Finally, as if the above three recruits were not enough, the Buffs also landed a four star weakside linebacker in Shaun Mohler. The only junior college transfer to make the ’08 commitment list, Mohler comes to Colorado by way of Orange Coast Community College, but also by way of Cal and Nebraska. Mohler committed to the Cal Bears in May, then switched his commitment to Nebraska in June, before finally settling on the Buffs in December.

Impact on the 2008 roster: Immediate, and long lasting. If the Buffs had received a commitment from Jon Major alone, it would have been a good recruiting class for the program. Landing the highest rated player in the state is a high priority for a school looking to reclaim its luster in the eyes of the locals, and, in bringing in the best player for the second year in a row, Dan Hawkins has made great inroads. Then, the Buffs receive commitments from the best player in Utah, and a four star recruit from a junior college (not to mention two highly regarded three star prospects – if you count LB/TE Will Pericak). The Buffs lose All-American Jordon Dizon to the NFL, but there was already talent in the wings. Jeff Smart and Brad Jones will return as seniors, and Michael Sipili, who was slated to be a starter in ’07, returns from his suspension. Linebacker will truly be a position of strength for Colorado in 2008. It will be fun to watch the competition for playing time amongst all of these quality players.

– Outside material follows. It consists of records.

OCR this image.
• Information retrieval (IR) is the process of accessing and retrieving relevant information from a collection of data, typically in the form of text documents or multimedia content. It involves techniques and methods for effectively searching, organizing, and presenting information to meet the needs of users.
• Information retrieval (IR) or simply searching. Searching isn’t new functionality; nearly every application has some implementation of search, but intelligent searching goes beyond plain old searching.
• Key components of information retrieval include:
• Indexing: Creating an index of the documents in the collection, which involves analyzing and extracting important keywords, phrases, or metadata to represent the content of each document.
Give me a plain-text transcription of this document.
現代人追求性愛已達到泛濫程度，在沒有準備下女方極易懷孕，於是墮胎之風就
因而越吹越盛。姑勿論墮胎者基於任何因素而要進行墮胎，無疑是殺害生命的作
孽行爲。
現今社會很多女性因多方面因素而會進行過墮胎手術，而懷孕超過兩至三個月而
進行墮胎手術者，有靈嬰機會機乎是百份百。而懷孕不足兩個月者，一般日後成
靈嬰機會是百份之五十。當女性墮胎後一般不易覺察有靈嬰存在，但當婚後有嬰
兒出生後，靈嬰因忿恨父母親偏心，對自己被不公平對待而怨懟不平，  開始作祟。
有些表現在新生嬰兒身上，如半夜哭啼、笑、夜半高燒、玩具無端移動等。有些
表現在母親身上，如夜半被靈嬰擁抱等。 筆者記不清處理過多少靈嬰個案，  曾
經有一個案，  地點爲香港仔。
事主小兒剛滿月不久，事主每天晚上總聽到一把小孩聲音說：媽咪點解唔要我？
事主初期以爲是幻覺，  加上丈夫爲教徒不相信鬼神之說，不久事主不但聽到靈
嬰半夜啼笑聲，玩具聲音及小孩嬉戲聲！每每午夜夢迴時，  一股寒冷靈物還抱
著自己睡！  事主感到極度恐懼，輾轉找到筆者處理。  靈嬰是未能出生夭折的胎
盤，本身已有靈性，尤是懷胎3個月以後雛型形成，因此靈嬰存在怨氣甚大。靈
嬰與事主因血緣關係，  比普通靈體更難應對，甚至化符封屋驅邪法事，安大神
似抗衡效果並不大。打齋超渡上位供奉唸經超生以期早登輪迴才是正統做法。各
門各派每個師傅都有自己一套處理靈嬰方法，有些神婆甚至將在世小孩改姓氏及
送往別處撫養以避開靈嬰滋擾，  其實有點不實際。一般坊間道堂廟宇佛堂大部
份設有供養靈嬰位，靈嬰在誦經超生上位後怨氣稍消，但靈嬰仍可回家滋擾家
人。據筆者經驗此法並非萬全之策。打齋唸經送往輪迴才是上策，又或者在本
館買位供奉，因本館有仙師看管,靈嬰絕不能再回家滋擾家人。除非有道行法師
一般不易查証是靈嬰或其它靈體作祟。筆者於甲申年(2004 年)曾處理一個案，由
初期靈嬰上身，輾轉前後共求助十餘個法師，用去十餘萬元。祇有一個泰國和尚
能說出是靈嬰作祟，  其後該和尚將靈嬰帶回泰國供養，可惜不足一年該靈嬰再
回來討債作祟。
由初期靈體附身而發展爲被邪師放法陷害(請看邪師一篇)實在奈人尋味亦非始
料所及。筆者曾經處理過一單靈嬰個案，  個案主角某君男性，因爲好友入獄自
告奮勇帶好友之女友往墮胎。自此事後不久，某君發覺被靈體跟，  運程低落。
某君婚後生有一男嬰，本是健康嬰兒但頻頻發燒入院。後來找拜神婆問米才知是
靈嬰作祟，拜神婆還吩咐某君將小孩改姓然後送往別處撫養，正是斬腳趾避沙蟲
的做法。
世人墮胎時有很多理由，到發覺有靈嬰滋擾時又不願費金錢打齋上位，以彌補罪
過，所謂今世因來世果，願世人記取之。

Colorado picked up four commitments for its beleaguered secondary in 2008, though the recruiting sites do not think much of the group. The highest rated amongst the three is Stephen Hicks, a three star recruit from Whitehouse, Texas (53rd rated safety prospect overall). Hicks, at 6’1″, 185, has been timed at 4.5 in the 40 yard dash. Though considered no better than the 87th best player in his home state of Texas, Hicks did have offers from Nebraska, Missouri, and Texas A&M from the Big 12, as well as from Tennessee and Purdue.

One of the other secondary recruits for Colorado in ’08 comes from Highlands Ranch in Denver. Patrick Mahnke is a two star prospect (98th overall), with a 4.6 40 yard dash to his credit. Mahnke’s only other offers came from Colorado State and Wyoming.

Rounding out the list of pure defensive backfield recruits is Vince Ewing, from Carlsbad, California. Another two star recruit (133rd safety prospect overall), along with Mahnke and quarterback Tyler Hansen, were the first three recruits of the 2008 class, all committing to come to Boulder in June.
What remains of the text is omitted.